📜 ⬆️ ⬇️

How to optimize DevOps using machine learning

DevOps software development (development and operations) methodology, which is popular today, is aimed at active interaction and integration of development specialists and information technology service specialists. Characteristically, during DevOps, large amounts of data are generated that can be used to simplify workflows, orchestration, monitoring, troubleshooting, or other tasks. The problem is that there is too much data. Server logs alone can accumulate hundreds of megabytes per week. If monitoring tools are used, megabytes and gigabytes of data are generated in a short period of time.

The result is predictable: the developers do not directly look at the data themselves, but set threshold values, that is, they are looking for exceptions, and not doing data analytics. But even with the help of modern analytical tools, you should know what to look for.

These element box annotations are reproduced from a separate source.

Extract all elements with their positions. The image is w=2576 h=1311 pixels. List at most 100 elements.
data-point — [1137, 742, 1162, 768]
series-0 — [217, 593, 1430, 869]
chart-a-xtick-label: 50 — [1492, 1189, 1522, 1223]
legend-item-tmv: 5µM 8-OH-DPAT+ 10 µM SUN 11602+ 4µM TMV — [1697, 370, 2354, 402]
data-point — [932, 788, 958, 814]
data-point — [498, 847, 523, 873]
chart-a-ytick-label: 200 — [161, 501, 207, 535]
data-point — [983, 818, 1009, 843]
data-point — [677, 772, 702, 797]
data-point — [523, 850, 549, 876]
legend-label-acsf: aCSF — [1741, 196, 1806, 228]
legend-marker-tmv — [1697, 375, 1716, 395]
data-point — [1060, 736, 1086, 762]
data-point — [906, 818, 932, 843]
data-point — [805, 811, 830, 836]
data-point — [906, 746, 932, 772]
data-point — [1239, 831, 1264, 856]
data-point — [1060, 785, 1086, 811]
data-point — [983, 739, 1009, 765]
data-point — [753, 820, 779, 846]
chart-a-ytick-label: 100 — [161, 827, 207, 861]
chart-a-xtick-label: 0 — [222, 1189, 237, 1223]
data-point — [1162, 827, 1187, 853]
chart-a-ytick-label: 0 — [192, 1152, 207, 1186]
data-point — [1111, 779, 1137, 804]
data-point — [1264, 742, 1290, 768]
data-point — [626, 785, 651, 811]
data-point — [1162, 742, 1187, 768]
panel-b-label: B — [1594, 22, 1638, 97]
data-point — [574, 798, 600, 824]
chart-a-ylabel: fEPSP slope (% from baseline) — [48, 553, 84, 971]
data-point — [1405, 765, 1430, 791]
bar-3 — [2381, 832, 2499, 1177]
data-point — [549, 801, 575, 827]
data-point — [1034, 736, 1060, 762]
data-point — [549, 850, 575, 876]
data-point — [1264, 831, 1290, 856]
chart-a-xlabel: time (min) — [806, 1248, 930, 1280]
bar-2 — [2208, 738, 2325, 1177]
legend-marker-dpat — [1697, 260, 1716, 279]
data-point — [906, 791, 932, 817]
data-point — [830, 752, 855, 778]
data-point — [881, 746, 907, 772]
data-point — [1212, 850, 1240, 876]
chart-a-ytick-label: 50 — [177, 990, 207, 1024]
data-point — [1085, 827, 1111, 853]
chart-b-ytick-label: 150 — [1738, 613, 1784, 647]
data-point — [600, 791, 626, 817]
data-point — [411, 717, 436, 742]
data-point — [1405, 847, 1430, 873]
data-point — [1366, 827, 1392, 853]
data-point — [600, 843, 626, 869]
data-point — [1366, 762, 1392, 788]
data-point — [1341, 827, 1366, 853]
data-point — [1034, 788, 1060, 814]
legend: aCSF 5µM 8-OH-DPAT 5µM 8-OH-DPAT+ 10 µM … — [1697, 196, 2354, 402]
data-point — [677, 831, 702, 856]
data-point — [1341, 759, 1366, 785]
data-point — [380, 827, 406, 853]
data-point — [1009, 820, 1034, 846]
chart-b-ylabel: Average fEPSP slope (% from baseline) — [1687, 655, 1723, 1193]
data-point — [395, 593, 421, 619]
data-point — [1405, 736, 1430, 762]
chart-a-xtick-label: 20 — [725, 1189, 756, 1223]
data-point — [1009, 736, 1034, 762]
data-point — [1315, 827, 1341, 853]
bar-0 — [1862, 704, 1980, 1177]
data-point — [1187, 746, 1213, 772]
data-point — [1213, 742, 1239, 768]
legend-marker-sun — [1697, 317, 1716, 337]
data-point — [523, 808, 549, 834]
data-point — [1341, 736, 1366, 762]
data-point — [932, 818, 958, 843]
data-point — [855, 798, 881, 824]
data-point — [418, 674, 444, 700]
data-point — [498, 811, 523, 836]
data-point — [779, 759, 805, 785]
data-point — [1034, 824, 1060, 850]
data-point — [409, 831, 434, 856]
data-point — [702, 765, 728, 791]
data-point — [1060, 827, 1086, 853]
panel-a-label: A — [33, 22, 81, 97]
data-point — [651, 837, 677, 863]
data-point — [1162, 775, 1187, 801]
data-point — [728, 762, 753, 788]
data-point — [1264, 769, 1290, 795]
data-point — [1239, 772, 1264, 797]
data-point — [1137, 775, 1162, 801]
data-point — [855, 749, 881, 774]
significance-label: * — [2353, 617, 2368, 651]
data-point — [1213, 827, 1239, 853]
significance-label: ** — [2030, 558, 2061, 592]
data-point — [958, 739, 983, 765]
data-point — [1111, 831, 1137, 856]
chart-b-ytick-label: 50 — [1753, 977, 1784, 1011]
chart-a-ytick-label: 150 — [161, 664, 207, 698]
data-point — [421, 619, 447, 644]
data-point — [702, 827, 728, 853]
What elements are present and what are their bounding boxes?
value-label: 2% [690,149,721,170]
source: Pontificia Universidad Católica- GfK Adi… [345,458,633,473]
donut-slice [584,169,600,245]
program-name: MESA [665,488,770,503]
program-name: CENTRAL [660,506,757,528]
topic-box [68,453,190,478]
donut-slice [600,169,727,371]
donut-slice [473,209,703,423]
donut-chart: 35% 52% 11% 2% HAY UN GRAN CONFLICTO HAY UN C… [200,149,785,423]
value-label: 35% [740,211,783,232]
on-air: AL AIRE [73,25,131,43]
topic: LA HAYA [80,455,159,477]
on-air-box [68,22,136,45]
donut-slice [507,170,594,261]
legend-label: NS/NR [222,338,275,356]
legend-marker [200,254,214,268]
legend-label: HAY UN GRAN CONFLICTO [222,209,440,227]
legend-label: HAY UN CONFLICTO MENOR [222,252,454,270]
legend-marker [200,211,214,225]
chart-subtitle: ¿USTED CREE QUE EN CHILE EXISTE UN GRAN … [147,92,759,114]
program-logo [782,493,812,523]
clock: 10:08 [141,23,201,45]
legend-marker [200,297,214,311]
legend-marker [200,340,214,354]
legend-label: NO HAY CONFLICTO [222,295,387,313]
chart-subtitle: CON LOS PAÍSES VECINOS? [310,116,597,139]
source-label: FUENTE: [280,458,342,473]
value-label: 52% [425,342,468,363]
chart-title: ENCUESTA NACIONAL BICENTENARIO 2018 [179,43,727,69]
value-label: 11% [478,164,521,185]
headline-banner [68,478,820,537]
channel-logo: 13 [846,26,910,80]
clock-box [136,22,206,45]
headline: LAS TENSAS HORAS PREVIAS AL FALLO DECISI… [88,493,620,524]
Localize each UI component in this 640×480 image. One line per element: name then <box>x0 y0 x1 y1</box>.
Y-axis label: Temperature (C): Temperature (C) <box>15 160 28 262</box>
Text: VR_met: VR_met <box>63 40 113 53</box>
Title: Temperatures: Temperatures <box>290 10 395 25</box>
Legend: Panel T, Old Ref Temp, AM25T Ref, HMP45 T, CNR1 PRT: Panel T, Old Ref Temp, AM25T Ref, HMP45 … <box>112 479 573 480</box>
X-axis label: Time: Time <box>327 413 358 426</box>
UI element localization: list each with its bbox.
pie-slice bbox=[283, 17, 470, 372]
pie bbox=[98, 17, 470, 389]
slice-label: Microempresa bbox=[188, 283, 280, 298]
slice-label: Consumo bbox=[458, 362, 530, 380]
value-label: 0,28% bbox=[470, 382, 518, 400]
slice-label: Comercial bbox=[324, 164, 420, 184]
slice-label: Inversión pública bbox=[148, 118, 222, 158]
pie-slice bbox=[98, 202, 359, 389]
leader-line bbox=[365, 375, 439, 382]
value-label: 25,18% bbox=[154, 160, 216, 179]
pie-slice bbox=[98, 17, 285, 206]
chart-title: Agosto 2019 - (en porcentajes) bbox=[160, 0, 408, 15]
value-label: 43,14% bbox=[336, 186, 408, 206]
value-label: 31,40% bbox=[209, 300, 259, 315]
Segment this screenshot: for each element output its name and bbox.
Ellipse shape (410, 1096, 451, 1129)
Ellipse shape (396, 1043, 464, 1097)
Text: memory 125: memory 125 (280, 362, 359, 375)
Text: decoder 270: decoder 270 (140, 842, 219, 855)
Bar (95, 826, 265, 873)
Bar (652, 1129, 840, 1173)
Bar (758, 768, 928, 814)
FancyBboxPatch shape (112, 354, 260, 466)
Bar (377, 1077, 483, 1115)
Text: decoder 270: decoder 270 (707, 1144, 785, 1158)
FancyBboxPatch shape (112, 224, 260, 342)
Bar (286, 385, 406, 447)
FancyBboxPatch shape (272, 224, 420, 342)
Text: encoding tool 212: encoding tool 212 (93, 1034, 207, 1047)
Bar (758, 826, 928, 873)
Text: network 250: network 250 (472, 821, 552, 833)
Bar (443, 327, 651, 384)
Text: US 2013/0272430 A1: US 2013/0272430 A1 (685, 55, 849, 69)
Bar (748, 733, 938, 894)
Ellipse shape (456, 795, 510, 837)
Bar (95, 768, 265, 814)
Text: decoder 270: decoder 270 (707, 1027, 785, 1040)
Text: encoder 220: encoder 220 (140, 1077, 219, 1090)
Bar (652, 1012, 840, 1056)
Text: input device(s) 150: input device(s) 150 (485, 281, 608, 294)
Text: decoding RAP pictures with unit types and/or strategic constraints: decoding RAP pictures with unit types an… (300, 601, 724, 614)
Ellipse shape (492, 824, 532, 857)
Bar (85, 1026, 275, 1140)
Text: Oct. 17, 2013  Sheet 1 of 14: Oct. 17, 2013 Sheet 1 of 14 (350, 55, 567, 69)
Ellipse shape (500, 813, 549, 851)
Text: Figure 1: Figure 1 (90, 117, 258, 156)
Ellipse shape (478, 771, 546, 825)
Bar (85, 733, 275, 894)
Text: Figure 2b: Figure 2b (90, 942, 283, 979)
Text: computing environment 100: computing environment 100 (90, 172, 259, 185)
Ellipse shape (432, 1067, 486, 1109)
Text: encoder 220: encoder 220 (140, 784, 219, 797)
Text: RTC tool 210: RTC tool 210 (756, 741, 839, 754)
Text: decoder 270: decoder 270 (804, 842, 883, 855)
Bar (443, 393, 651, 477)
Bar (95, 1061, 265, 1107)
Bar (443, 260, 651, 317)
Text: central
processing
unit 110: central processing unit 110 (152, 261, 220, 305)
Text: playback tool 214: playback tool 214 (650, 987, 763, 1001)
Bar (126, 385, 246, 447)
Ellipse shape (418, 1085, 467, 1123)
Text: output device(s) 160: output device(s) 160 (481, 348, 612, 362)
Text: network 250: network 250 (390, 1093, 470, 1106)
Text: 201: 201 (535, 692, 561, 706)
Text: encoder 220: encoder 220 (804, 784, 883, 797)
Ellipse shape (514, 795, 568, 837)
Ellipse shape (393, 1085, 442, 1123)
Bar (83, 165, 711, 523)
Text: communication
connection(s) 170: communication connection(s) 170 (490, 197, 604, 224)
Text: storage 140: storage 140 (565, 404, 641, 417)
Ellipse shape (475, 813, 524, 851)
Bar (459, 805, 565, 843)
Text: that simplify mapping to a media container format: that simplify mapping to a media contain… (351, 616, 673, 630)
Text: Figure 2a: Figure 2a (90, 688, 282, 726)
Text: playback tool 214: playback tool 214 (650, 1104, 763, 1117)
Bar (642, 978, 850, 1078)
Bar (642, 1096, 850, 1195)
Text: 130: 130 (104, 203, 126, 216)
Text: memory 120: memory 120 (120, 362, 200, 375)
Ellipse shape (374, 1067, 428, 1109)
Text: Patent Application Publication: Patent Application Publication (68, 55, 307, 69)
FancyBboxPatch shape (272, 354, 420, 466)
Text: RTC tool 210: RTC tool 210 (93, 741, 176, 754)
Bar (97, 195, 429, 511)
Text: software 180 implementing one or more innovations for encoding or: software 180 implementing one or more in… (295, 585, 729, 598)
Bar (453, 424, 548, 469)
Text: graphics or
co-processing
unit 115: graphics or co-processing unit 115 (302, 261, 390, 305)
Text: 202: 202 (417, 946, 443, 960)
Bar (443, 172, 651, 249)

Most of the data created in DevOps processes is related to application deployment. Application monitoring replenishes server logs, generates error messages, transaction tracing. The only sensible way to analyze this data and come to some conclusions in real time is to use machine learning (ML).
')
Most machine learning systems use neural networks, which are a set of multi-level algorithms for processing data. They are trained by entering previous data with a known result. The application compares the algorithmically obtained results with known results. Then the coefficients of the algorithm are adjusted to try to simulate the results.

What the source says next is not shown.